Katie Posten wanted to make sure the family heirloom made its way home, so she posted the old photo on her Facebook page.
In the old photograph, a woman in a sleeveless dress, her hair wound in a kerchief, sits with a young boy perched on her lap. On the back, written in careful cursive, are the words "Gertie Swatzell & J.D. Swatzell 1942.”
The family heirloom made its way from Dawson Springs, Kentucky, to New Albany, Indiana, a distance of nearly 130 miles, where Katie Posten found it Saturday morning stuck to the window of her car.
The snapshot's journey was courtesy of a disastrous tornado that ravaged parts of Kentucky and killed dozens.
"The tornado that ripped through Kentucky last night seems to have dissipated just a bit southwest of us, and it’s said to have carried debris up into the sky up to 7 miles or more, so no doubt that it came from a home in the path of destruction," Posten wrote on her Facebook page, accompanied by photos of the photo.
"Sharing in hopes of finding its owners," she said.
And that's exactly what happened.
A friend tagged another friend named Cole Swatzell, who wrote the photo belonged to his family members. Plans were made to meet up later this week to hand over the treasured memento. "I’ve been in touch with a family member and we are making a plan to get the photo back to them," Posten wrote in an update on her social media site.
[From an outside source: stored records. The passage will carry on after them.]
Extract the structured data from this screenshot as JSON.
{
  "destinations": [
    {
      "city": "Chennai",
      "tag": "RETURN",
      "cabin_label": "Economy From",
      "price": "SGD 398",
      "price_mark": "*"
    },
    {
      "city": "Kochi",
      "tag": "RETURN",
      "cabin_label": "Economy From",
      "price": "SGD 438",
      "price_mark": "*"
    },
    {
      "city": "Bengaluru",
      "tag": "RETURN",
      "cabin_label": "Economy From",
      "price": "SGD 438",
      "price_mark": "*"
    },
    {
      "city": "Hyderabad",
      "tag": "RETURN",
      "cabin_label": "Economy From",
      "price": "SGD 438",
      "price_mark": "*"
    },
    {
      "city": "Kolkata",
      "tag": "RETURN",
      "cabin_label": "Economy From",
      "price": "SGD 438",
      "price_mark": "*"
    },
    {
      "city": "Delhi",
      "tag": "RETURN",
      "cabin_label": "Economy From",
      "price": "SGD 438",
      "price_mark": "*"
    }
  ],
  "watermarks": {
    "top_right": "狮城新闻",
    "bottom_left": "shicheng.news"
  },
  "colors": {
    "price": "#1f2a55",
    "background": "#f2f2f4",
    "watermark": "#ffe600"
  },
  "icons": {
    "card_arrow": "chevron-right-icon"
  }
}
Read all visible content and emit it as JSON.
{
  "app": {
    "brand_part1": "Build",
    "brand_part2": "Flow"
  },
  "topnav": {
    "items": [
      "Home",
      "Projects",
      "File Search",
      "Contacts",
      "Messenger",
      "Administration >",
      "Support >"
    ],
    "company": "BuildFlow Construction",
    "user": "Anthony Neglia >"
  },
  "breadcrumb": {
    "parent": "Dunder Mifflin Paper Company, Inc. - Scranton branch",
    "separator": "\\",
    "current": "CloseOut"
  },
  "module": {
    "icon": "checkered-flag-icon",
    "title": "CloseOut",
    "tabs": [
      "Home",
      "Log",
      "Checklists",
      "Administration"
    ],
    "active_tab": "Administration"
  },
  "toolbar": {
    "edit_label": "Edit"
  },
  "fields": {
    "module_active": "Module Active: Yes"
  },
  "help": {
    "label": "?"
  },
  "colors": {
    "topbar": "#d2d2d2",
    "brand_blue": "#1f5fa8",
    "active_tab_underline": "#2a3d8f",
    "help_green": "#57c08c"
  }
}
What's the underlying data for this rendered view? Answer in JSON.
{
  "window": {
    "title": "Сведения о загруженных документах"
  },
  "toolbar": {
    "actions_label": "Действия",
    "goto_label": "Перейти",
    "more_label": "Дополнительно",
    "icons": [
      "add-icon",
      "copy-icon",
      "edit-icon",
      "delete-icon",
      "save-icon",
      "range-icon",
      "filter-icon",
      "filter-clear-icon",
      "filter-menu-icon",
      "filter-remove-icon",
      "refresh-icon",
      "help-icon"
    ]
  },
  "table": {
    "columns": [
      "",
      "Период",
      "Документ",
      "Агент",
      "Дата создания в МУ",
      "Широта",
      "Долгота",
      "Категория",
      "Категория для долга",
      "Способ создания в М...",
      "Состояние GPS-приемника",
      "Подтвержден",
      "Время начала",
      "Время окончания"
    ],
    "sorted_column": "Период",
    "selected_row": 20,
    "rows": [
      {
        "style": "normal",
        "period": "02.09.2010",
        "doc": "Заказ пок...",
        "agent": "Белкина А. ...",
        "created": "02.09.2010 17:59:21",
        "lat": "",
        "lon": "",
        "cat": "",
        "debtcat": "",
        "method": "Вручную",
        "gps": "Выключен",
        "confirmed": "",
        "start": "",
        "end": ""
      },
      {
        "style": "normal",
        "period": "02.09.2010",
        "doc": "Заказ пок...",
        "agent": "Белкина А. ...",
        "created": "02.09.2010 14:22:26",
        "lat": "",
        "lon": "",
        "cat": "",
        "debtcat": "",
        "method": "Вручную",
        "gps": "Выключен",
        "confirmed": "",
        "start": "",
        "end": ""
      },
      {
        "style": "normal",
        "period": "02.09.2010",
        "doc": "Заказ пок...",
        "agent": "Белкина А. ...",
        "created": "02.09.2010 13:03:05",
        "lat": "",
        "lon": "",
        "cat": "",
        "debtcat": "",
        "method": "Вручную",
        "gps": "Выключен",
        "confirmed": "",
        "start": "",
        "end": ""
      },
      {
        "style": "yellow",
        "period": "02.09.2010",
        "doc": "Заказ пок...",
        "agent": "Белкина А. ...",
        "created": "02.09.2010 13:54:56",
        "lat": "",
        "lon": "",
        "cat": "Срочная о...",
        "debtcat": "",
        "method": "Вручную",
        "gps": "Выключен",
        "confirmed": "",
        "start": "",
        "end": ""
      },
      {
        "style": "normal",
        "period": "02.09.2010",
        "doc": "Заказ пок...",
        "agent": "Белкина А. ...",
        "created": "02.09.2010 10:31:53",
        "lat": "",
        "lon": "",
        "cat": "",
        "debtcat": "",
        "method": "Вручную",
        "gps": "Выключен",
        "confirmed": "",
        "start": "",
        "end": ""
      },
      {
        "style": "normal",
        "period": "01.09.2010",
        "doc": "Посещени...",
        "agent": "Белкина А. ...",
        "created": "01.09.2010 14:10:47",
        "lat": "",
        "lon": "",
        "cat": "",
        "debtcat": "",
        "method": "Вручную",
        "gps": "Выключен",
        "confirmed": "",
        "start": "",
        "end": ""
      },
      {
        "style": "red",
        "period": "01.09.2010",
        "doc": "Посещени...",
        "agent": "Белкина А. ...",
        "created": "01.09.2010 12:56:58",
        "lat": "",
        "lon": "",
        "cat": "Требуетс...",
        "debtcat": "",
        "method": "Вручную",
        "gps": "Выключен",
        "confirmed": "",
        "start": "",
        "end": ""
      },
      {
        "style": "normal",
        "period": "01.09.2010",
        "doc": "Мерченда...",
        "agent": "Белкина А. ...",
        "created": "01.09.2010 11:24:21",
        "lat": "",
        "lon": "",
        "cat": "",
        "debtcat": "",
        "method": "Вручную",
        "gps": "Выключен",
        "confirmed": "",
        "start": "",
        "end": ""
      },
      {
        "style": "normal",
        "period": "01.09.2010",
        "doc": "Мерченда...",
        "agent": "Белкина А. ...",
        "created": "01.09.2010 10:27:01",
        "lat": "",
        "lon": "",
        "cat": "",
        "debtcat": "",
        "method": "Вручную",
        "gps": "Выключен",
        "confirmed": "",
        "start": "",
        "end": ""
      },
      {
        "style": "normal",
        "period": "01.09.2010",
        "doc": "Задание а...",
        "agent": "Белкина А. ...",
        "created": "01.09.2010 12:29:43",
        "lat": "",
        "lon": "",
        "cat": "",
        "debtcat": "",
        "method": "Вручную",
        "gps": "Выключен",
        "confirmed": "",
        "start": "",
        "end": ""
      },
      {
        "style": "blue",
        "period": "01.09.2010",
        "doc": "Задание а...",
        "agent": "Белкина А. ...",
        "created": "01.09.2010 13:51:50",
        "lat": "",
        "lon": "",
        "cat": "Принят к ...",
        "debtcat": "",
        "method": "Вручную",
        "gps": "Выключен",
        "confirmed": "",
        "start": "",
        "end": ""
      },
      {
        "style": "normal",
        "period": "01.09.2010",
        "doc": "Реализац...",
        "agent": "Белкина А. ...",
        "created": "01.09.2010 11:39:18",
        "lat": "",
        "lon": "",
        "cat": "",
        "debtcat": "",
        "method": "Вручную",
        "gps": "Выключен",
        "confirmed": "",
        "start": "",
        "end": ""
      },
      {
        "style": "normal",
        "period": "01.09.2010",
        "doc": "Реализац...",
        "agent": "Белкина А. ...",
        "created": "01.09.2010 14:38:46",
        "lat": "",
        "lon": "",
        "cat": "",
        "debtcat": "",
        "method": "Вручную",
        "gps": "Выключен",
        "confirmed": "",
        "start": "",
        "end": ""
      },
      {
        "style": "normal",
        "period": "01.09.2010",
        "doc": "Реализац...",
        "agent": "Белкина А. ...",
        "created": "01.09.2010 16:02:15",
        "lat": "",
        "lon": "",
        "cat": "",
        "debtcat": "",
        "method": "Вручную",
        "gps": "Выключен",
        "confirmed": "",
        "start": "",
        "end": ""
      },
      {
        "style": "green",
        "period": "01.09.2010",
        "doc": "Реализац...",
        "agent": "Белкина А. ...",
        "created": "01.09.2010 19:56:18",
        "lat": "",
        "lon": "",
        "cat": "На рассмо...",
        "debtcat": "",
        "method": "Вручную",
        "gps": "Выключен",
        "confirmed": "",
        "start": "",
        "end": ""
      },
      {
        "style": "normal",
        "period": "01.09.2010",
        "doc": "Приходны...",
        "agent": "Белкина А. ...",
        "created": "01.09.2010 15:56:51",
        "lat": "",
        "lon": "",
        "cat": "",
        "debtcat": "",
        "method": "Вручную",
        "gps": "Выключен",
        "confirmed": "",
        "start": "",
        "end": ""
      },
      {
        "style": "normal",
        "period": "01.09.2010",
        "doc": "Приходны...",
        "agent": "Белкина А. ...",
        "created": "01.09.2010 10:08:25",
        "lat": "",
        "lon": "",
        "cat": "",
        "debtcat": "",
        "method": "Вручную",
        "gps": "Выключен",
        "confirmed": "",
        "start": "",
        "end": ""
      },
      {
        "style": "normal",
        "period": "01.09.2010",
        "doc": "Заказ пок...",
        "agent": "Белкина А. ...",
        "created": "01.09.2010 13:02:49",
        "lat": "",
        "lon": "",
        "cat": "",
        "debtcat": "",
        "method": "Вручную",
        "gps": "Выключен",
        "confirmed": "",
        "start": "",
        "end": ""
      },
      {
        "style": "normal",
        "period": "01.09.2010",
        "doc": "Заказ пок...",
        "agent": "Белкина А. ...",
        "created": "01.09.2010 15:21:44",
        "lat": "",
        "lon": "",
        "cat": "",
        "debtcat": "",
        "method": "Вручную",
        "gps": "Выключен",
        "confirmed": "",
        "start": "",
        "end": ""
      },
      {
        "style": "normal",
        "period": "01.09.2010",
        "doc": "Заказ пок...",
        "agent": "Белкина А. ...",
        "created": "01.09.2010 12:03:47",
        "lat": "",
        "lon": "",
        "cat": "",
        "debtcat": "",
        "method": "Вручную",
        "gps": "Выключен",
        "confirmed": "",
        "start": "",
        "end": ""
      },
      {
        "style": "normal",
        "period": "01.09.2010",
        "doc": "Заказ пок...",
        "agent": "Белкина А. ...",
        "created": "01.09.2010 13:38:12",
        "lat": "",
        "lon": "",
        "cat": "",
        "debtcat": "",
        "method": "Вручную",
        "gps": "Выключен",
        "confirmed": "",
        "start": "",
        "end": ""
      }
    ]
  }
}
The damage and destruction unleashed by tornadoes that ripped through at least five states over the weekend is heartbreaking. Kentucky was hardest hit, with 64 reported dead as of Monday. But Gov. Andy Beshear said that figure "is fluid" and "will change."
The small town of Mayfield was virtually leveled by monstrous winds that blasted downtown into piles of rubble. A candle factory became a shaking nightmare for more than 100 employees toiling away on Christmas orders. The building collapsed, pinning screaming workers in debris that just kept shifting.
Kyanna Parsons-Perez went live on Facebook in the pitch dark, begging for someone to come help the trapped employees. She was unable to feel her legs, she told Inside Edition.
First responders "told us not to move, cause if we move, it'll cause the stuff to fall more," she said. Finally freed, she was able to walk to freedom.
Emergency workers are still combing the mangled mess, looking for bodies. At least eight workers were believed to have been killed.